Another problem with the case is that Serbia failed to send Montenegro’s special prosecutor the results of paraffin glove tests for gunfire residue and other expert reports to prove that Zmajevic was the one who killed the villagers.

The unofficial explanation is that the files have gone missing, but Montenegro’s special prosecutor decided to proceed with the case anyway.

The people who were killed were mainly prominent villagers in Zegra/Zheger, among them a local leader of the Democratic League of Kosovo party.

Villagers claim that the killings were intentional and well-planned by the local Serb police and ruling Socialist Party leaders, abetted by local Serbs.

Charges were filed to the Gjilan/Gnjilane prosecution in 2005 against a number of local Serb strongmen who allegedly planned and orchestrated the extortion, looting, killing and expulsion of the ethnic Albanian majority in the village, which had a large and wealthy diaspora in Switzerland and hence was able to pay substantial ransom and protection money to local police and city hall.

In the charges sent to the Gjilan/Gnjilane prosecutors, Vlado Zmajevic was not mentioned, however.

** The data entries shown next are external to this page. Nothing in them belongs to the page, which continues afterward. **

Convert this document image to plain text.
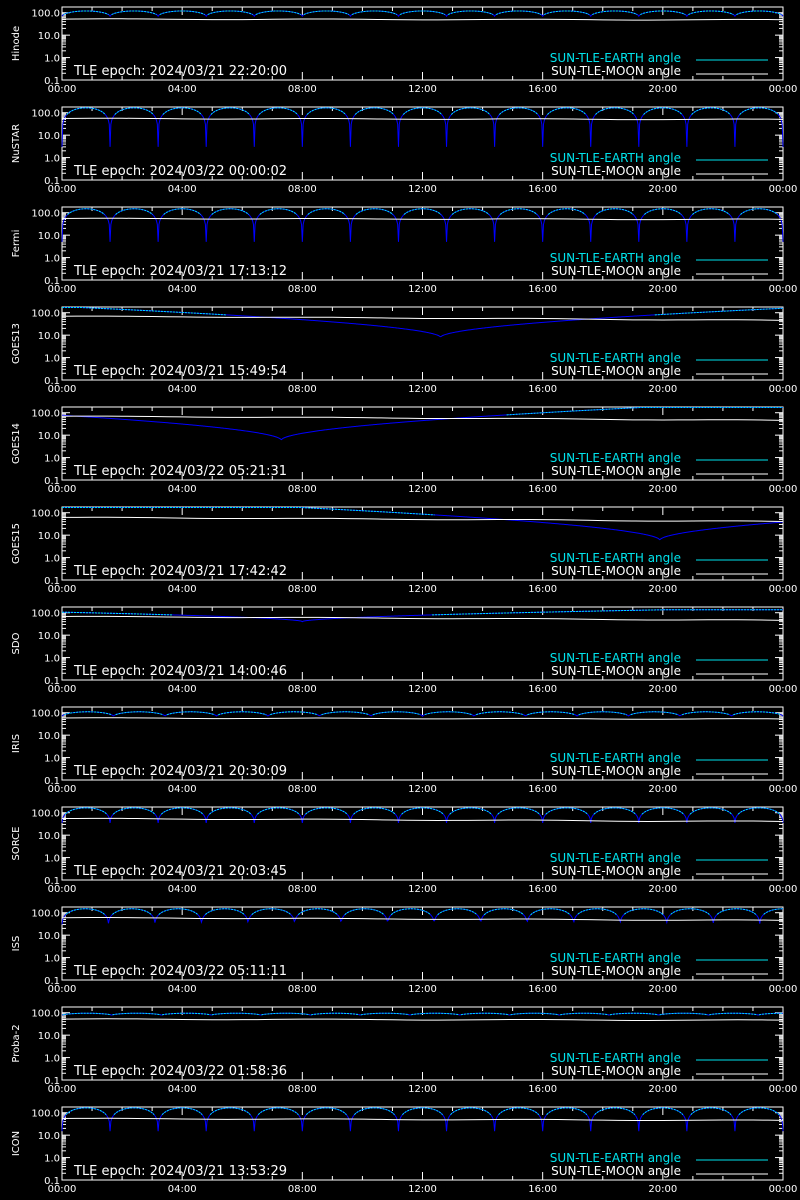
0.1
1.0
10.0
100.0
00:00	04:00	08:00	12:00	16:00	20:00	00:00
Hinode	SUN-TLE-EARTH angle
SUN-TLE-MOON angle
TLE epoch: 2024/03/21 22:20:00
0.1
1.0
10.0
100.0
00:00	04:00	08:00	12:00	16:00	20:00	00:00
NuSTAR	SUN-TLE-EARTH angle
SUN-TLE-MOON angle
TLE epoch: 2024/03/22 00:00:02
0.1
1.0
10.0
100.0
00:00	04:00	08:00	12:00	16:00	20:00	00:00
Fermi
SUN-TLE-EARTH angle
SUN-TLE-MOON angle
TLE epoch: 2024/03/21 17:13:12
0.1
1.0
10.0
100.0
00:00	04:00	08:00	12:00	16:00	20:00	00:00
GOES13	SUN-TLE-EARTH angle
SUN-TLE-MOON angle
TLE epoch: 2024/03/21 15:49:54
0.1
1.0
10.0
100.0
00:00	04:00	08:00	12:00	16:00	20:00	00:00
GOES14	SUN-TLE-EARTH angle
SUN-TLE-MOON angle
TLE epoch: 2024/03/22 05:21:31
0.1
1.0
10.0
100.0
00:00	04:00	08:00	12:00	16:00	20:00	00:00
GOES15	SUN-TLE-EARTH angle
SUN-TLE-MOON angle
TLE epoch: 2024/03/21 17:42:42
0.1
1.0
10.0
100.0
00:00	04:00	08:00	12:00	16:00	20:00	00:00
SDO
SUN-TLE-EARTH angle
SUN-TLE-MOON angle
TLE epoch: 2024/03/21 14:00:46
0.1
1.0
10.0
100.0
00:00	04:00	08:00	12:00	16:00	20:00	00:00
IRIS
SUN-TLE-EARTH angle
SUN-TLE-MOON angle
TLE epoch: 2024/03/21 20:30:09
0.1
1.0
10.0
100.0
00:00	04:00	08:00	12:00	16:00	20:00	00:00
SORCE	SUN-TLE-EARTH angle
SUN-TLE-MOON angle
TLE epoch: 2024/03/21 20:03:45
0.1
1.0
10.0
100.0
00:00	04:00	08:00	12:00	16:00	20:00	00:00
ISS
SUN-TLE-EARTH angle
SUN-TLE-MOON angle
TLE epoch: 2024/03/22 05:11:11
0.1
1.0
10.0
100.0
00:00	04:00	08:00	12:00	16:00	20:00	00:00
Proba-2	SUN-TLE-EARTH angle
SUN-TLE-MOON angle
TLE epoch: 2024/03/22 01:58:36
0.1
1.0
10.0
100.0
00:00	04:00	08:00	12:00	16:00	20:00	00:00
ICON
SUN-TLE-EARTH angle
SUN-TLE-MOON angle
TLE epoch: 2024/03/21 13:53:29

The Serbian judiciary has remained quiet about these accusations.

At the Hague Tribunal, generals Lukic, Lazarevic and Pavkovic each claimed credit for himself for the arrest of Zmajevic and the other suspects and for their allegedly swift conviction.

In fact, Zmajevic was never even tried in Serbia, while the other six were quietly acquitted behind closed doors.

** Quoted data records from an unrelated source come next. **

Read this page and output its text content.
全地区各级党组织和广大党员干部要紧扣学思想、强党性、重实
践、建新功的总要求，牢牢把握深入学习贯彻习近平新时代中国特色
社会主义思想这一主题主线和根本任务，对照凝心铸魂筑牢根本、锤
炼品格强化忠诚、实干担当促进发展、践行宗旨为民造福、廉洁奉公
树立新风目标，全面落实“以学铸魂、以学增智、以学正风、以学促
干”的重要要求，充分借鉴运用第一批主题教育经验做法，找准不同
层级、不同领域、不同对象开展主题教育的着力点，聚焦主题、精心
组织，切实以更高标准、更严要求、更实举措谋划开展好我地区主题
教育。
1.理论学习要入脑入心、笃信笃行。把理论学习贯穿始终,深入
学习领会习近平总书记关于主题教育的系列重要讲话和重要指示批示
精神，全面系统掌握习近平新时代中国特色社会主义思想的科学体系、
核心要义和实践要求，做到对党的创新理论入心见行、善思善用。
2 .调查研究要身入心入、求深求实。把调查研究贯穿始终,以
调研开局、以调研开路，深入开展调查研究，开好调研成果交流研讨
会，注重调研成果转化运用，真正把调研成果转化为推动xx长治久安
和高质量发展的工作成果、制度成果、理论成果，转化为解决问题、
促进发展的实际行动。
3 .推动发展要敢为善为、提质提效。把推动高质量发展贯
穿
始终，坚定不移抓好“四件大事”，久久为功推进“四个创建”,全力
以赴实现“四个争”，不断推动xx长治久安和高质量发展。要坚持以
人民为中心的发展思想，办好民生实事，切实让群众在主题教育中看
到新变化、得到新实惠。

Many believe that Serbian prosecutors are now happy that their Montenegrin colleagues have been left to deal with this messy case, with its paucity of evidence, and have been rejoicing at the fact that Zmajevic’s prosecution has been transferred away from Belgrade.

Because, in the end, Serbia will not bear any blame for the failure of another war crimes case in Montenegro.